5. As 31 primeiras súmulas vinculantes editadas.

Até 31 de março de 2010 já haviam sido editadas 31 súmulas vinculantes. Em

2007, foram os três primeiros enunciados, em 2008 foram 10 e em 2009 outras 14

súmulas e 4 delas em 2010, em 17 de fevereiro. O efeito sistêmico e regulador são

notórios, embora isso seja minimizado pelo fato de que os precedentes que dão

fundamento às súmulas sejam casos julgados, nos quais o “desapontamento” com o

efeito dela nas ações em curso já está diluído entre os usuários do Judiciário. O corte do

binômio ilegal/legal é agora o constitucional/inconstitucional para o subsistema judicial

do STF.

A posição sistêmico-hierárquica do STF na organização jurídica do país lhe

confere um poder hermenêutico e mais ainda, funcional: ele pode dizer da

constitucionalidade ou não de uma norma, um ato administrativo, judicial ou

legislativo.

A primeira delas ainda traz a insegurança “sumular” ao deixar margem para a

discricionariedade judicial de primeira e segunda instância em face do “caso concreto”,

o que restringe a aplicação da súmula.

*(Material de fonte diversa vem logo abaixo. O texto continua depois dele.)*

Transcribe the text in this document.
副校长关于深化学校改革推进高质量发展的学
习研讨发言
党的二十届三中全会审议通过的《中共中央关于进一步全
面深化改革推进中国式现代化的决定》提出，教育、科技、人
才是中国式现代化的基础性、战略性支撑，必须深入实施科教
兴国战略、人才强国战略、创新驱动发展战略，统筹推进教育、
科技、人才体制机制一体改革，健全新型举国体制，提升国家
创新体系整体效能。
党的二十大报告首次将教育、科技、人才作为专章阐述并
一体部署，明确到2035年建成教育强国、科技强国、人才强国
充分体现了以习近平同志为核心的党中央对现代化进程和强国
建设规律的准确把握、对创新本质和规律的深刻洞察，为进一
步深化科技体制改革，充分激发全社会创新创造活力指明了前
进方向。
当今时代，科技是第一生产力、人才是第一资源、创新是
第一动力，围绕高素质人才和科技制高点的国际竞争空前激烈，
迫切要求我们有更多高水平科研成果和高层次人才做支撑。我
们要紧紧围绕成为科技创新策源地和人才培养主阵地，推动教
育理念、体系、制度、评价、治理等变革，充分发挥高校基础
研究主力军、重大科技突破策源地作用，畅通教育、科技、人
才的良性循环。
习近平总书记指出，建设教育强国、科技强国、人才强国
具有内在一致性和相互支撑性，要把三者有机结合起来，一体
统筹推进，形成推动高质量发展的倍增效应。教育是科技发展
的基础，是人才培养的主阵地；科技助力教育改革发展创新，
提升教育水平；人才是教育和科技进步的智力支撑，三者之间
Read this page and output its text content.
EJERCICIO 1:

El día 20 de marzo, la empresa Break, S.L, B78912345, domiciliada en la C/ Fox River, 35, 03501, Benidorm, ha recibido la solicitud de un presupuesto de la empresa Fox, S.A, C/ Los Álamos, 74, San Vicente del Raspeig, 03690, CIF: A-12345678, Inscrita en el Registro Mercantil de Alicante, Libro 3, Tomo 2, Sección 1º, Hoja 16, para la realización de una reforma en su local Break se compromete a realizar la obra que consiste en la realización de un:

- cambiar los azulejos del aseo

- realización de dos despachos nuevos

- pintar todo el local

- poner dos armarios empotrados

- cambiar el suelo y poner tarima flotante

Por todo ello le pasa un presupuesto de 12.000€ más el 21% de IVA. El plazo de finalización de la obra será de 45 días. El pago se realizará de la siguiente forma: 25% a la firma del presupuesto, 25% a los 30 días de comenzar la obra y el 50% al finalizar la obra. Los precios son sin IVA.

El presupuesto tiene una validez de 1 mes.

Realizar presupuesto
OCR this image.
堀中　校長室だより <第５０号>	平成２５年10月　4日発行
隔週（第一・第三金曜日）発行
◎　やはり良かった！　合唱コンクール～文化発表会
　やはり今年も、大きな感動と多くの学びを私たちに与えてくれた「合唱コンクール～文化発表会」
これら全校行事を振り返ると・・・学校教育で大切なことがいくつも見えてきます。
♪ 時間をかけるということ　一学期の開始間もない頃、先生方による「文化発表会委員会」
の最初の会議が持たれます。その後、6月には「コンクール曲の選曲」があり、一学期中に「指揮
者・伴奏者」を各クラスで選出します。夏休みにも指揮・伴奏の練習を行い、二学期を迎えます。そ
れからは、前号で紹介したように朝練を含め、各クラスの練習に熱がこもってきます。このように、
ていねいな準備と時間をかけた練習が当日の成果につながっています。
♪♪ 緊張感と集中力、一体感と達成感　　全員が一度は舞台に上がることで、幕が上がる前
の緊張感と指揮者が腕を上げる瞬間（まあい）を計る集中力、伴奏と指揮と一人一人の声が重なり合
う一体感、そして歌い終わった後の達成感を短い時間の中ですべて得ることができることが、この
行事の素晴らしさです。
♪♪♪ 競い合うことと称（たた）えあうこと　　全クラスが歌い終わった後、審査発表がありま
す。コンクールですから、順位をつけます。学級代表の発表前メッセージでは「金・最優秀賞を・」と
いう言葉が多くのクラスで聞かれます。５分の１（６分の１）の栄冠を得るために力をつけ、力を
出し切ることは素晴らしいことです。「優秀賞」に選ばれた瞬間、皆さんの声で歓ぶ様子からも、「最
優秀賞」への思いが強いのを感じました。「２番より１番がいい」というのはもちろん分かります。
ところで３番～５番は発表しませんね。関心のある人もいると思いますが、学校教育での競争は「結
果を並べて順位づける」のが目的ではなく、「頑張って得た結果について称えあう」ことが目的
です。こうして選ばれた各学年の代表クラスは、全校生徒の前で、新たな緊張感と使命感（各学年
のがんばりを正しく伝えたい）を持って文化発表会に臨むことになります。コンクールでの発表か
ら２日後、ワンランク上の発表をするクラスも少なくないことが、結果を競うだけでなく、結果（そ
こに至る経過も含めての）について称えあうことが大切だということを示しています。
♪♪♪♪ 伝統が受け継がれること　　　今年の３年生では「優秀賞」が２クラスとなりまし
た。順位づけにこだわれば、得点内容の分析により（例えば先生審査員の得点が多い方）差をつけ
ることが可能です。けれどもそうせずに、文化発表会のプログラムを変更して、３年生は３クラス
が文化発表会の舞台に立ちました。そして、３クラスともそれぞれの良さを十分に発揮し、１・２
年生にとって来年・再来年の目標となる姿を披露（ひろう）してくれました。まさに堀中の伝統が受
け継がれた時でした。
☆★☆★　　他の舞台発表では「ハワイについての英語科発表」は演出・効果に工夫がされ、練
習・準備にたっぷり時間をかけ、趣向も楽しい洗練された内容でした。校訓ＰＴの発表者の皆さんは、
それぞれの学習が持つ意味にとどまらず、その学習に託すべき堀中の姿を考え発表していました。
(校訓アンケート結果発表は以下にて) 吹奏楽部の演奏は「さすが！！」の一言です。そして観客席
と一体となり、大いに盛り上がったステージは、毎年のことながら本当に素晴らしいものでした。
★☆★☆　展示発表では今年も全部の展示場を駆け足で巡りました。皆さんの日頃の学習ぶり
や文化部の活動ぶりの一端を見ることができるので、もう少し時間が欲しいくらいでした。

A restrição reguladora se dá em homenagem ao

ato jurídico perfeito, um ícone constitucional da segurança jurídica e em favor do

Estado.

Súmula n° 01. Ofende a garantia constitucional do ato jurídico perfeito a decisão

que, sem ponderar as circunstâncias do caso concreto, desconsidera a

validez e a eficácia de acordo constante de termo de adesão instituído pela Lei Complementar nº 110/2001.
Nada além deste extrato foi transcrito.